Yazı: Aysun Bekdemir
Fransa Cumhurbaşkanı Emmanuel Macron, İngiltere Başbakanı Keir Starmer ve Almanya Şansölyesi Friedrich Merz’in Kiev’e giden bir tren yolculuğunda birlikte görüntülendiği o videoda, öne çıkan şey diplomasiden çok… beyaz bir tozdu. Evet, diplomasi masasında barış konuşmaları yapılmasını beklerken, sosyal medya “o masadaki” başka bir şeyi konuşuyordu: kokain iddiası.
Görüntülerde Macron’un masadan beyaz bir nesne aldığı görülüyor.

Sosyal medya kullanıcıları bu sahneyi büyük bir hızla yorumlayarak, ellerindeki dijital büyüteçle adeta CSI dizilerine taş çıkartacak bir analiz furyası başlattı. Kimine göre o nesne kokain torbasıydı. Kimine göre sadece bir mendil. Elysee Sarayı’na sorarsanız zaten mesele yok: sadece bir mendil. İngiltere ve Almanya’dan da benzer açıklamalar geldi: “Yalan, montaj, dezenformasyon.”
Ama işin rengi tam da burada değişiyor. Çünkü bu olay, bize bir kez daha gösterdi ki, artık mesele sadece neyin gerçek olup olmadığı değil. Mesele, kamuoyunun neye inanmak istediği. Mesele, siyasetçilerin masada ne konuştuklarından çok, artık nasıl göründükleri.
Avrupalı liderlerin imajı, son yıllarda oldukça yorgun. Savaşlar karşısında verilen bölük pörçük tepkiler, ekonomik sıkıntılara karşı bulanık politikalar, göç krizindeki ikiyüzlü tavırlar… Şimdi üstüne bir de “mendil mi, toz mu” tartışması eklenince, halkın güvenini sarsmak için başka bir manipülasyona da gerek kalmıyor zaten.
Fransız yetkililer, bu tür videoların arkasında Rusya yanlısı grupların olduğunu söylüyor. Bu da artık alıştığımız bir açıklama: Her şeyin suçlusu Rusya.

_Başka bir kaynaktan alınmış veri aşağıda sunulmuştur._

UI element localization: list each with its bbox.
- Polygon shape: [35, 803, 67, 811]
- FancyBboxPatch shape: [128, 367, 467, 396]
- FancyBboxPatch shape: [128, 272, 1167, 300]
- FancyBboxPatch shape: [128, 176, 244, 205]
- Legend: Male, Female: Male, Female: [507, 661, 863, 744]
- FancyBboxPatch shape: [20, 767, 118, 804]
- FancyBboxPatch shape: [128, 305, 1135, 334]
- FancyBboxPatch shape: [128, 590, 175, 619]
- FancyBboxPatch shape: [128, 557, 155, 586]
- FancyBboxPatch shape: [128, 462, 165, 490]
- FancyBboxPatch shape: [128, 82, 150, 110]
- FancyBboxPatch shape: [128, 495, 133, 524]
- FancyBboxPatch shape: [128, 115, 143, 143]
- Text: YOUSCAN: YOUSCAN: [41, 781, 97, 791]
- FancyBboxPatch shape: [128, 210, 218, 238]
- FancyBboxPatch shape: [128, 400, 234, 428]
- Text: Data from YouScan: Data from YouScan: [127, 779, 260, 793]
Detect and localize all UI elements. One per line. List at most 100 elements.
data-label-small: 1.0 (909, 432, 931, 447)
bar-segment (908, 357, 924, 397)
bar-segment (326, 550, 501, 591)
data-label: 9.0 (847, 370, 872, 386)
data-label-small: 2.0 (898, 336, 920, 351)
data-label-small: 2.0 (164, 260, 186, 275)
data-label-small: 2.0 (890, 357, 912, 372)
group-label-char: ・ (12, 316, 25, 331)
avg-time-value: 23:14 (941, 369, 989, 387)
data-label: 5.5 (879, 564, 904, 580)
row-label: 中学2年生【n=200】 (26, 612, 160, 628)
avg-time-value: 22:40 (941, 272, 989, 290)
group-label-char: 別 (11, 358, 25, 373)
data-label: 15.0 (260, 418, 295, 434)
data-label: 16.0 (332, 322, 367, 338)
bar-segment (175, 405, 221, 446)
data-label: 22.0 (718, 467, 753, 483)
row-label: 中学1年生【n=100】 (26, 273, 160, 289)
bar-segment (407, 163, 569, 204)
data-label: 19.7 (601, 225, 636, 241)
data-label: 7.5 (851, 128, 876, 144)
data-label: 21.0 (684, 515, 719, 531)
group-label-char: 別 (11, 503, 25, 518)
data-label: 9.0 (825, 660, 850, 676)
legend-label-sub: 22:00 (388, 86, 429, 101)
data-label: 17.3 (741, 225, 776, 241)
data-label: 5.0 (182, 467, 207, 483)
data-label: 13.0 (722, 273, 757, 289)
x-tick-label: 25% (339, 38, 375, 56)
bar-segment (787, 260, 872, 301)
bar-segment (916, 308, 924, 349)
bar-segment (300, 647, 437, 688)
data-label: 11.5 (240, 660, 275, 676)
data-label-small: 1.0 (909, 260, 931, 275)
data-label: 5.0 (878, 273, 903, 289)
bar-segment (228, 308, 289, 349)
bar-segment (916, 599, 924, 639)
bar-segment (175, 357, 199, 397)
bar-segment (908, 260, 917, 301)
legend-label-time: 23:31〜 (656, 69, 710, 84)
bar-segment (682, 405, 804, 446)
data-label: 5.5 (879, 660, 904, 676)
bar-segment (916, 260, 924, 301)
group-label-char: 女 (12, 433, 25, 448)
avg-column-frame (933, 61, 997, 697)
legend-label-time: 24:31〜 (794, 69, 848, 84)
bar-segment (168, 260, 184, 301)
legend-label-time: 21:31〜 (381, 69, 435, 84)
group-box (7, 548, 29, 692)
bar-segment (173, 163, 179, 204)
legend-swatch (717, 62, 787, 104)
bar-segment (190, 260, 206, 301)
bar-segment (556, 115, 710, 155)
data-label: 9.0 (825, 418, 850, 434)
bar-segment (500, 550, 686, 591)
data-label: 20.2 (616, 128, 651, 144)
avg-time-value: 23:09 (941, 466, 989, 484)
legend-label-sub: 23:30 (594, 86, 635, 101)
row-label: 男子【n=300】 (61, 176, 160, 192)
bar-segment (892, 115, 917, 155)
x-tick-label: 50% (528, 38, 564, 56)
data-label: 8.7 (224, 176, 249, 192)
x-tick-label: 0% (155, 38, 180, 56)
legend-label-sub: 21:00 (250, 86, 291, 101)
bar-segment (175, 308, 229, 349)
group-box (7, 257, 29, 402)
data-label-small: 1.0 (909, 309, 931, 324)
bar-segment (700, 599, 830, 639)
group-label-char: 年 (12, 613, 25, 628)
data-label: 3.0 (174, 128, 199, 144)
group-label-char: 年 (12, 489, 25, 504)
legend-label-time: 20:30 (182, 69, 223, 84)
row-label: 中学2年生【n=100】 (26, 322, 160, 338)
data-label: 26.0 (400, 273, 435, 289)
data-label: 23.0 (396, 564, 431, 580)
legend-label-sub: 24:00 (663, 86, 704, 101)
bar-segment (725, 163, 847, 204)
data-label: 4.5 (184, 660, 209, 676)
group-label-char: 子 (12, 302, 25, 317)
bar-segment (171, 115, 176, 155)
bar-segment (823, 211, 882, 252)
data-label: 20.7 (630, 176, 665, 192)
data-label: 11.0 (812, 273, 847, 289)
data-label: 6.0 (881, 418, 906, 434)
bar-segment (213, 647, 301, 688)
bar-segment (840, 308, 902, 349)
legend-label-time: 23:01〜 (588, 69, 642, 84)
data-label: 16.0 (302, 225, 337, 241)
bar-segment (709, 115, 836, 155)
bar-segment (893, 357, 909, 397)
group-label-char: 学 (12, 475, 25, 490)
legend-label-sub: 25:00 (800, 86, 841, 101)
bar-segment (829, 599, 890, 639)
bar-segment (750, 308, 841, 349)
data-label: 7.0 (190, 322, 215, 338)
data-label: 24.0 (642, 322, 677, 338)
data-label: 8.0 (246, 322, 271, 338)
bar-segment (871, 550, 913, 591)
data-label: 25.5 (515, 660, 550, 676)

Elbette dezenformasyon ciddi bir mesele, sosyal medyada bir görselin birkaç saat içinde milyonlara ulaşması ve algıları yönlendirmesi korkutucu. Ancak sadece dış mihraklara parmak sallayarak bu meselenin iç yüzünden kaçamayız. Siyaset, artık yalnızca söylemle değil, görüntüyle yapılıyor. Ve liderler bunu hâlâ anlamamakta ısrar ediyor.
Aslında halk, bazen beyaz bir mendilden değil, beyaz yalanlardan daha çok rahatsız oluyor. Krizin ortasındaki halk için, hangi liderin hangi marka mendil kullandığından çok, o masada gerçek sorunların konuşulup konuşulmadığı önemli.
Ama biz yine konuşulan “toz”a takılı kaldık. Belki de bu, bir şeylerin çoktan raydan çıktığının göstergesidir. Hem tren, hem sistem.
Sonuç mu?
Resmî açıklamalar geldi, iddialar yalanlandı, liderler aklandı. Ama geriye kalan ne? Güvensizlik. Komik ama gerçek: Üç büyük ülkenin lideri aynı vagonda barış için buluşuyor, dünya ise onların mendilini konuşuyor.
İşte dijital çağın siyaseti bu: Ne yaptığın değil, nasıl göründüğün konuşuluyor. Gerisi bir “beyaz perde” oyunu. Son sahnede sadece maskeler değişiyor, ama senaryo hep aynı kalıyor.